Exchange flow of two immiscible fluids and the principle of maximum flux

TL;DR

This paper investigates the maximum exchange flow of two immiscible fluids in a cylindrical tube, revealing that asymmetric configurations outperform symmetric ones in flux efficiency depending on viscosity ratios.

Contribution

It introduces a novel analysis showing that asymmetric flow configurations maximize flux, contrasting with traditional symmetric solutions in two-phase flow.

Findings

Asymmetric flow configurations outperform symmetric ones in flux maximization.

The optimal flow configuration depends on the viscosity ratio, with side-by-side being best for ratios ≤ 4.60.
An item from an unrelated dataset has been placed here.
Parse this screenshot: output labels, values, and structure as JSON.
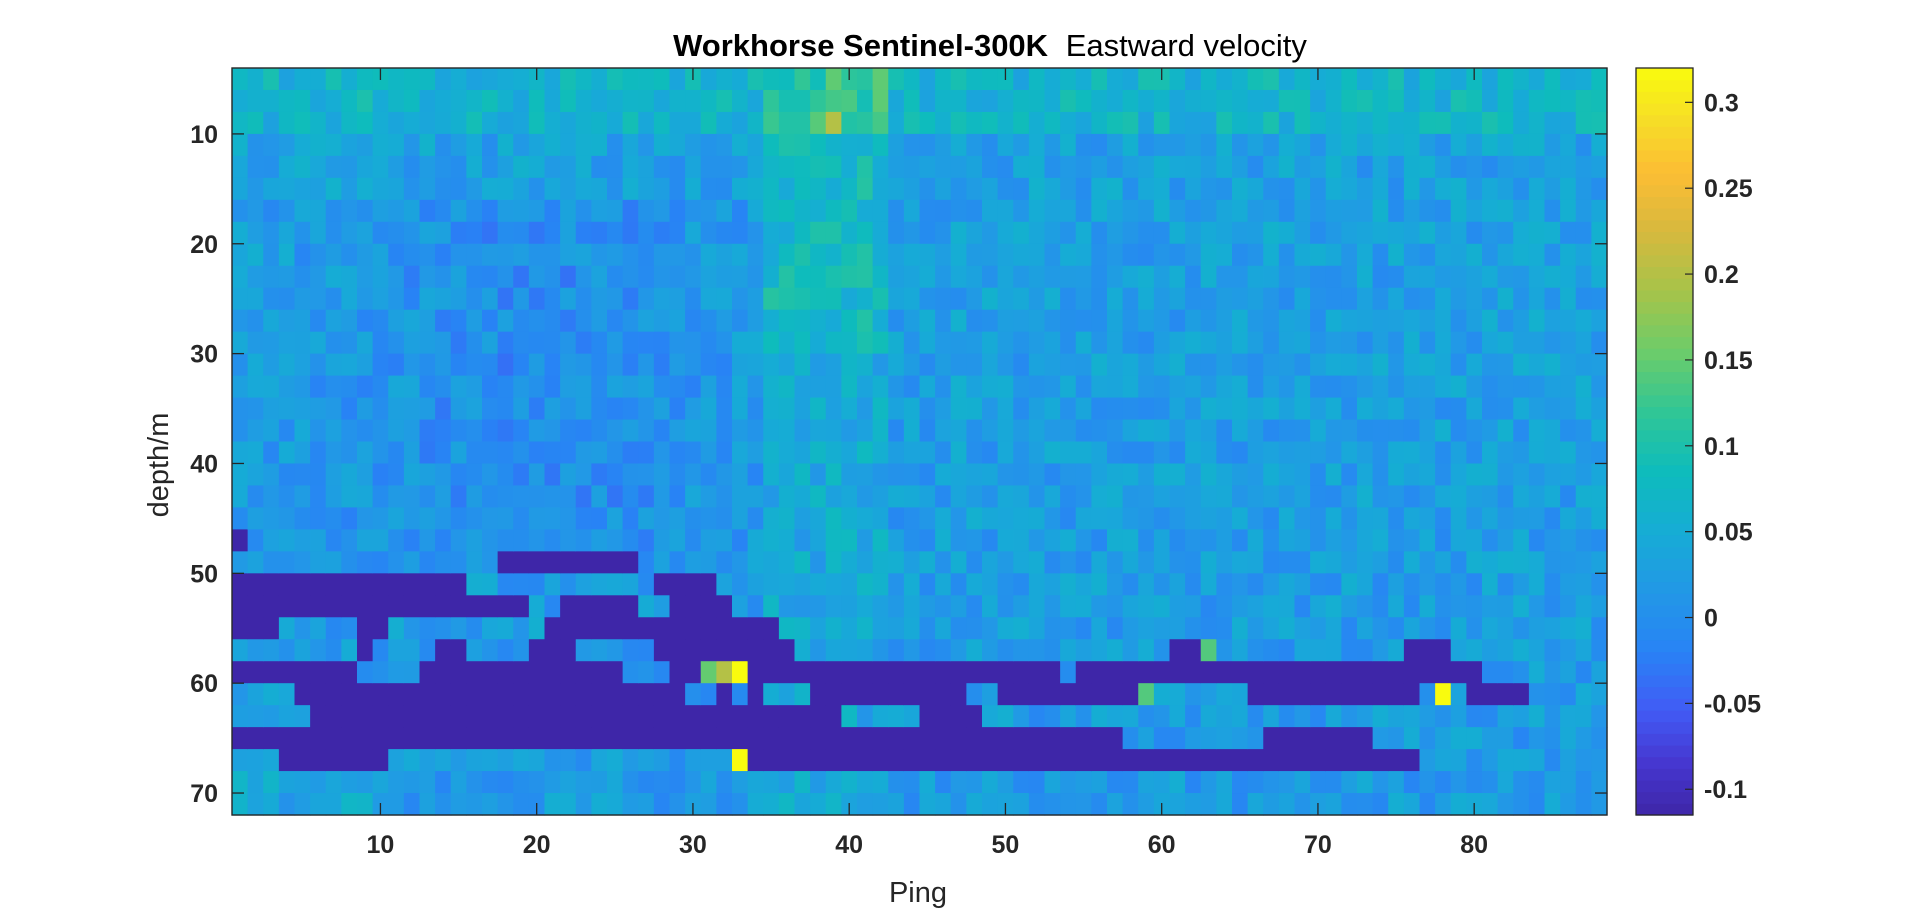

Eccentric core-annular flow can achieve 51% more flux than symmetric solutions at high viscosity ratios.

Abstract

The steady, coaxial flow in which two immiscible, incompressible fluids move past each other in a cylindrical tube has a continuum of possibilities due to the arbitrariness of the interface between the fluids. By invoking the presence of surface tension to at least restrict the shape of any interface to that of a circular arc or full circle, we consider the following question: which flow will maximise the exchange when there is only one dividing interface Gamma? Surprisingly, the answer differs fundamentally from the better-known co-directional two-phase flow situation where an axisymmetric (concentric) core-annular solution always optimises the flux. Instead, the maximal flux state is invariably asymmetric either being a `side-by-side' configuration where Gamma starts and finishes at the tube wall or an eccentric core-annular flow where Gamma is an off-centre full circle in which the more viscous fluid is surrounded by the less viscous fluid. The side-by-side solution is the most efficient exchanger for a small viscosity ratio beta less than or equal to 4.60 with an eccentric core-annular solution optimal otherwise. At large beta, this eccentric solution provides 51% more flux than the axisymmetric core-annular flow which is always a local minimiser of the flux.